I think that I must have thread-hijacking desease. I keep seeing these really interesting tidbits that are totally tangent to the topic at hand, and probably not worth a thread of their own. But I can't help myself .. I just have explore them.frank81 wrote:One year I was struggling to find a Spring project locally, and settled on an 83 Porsche 944 which is the absolute cheapest, most wannabe Porsche ever made.
So I got a graduate engineering degree from Ohio State in 1982, and immediately landed a fun and good-paying research job at OSU. I was a freshly-minted yuppie, to be perfectly frank. I had been subscribing to Car & Driver for a few years, and was lusting after a Porsche 944. (Hey, I still find them prettier than 911's).
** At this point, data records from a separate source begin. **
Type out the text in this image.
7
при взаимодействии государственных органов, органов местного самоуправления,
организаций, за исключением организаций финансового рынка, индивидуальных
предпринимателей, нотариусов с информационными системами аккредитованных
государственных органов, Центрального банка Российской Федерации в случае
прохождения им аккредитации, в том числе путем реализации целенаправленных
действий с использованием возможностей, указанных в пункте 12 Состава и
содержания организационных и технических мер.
By 1984, my old car was dying. And still being single, not to mention childless, I had sufficient disposable income to make payments on anything much short of a super-car.
But my modest rural upbringing and generally conservative nature told me that spending $18k on a brand-new 944 would be an unwise, extravagant expenditure. So instead, I bought a brand-new 1984 VW Scirrocco for a bit under $12K -- the cheapest "real" sports car on the market at the time, according to Car & Driver. It was indeed a good car, and I enjoyed it well. In 1998, 14 years and 150k miles later, I donated it to The Nature Conservancy.
And what were 1984 Porsche 944's selling for in 1998? Yep, $18k -- same as they sold for brand new.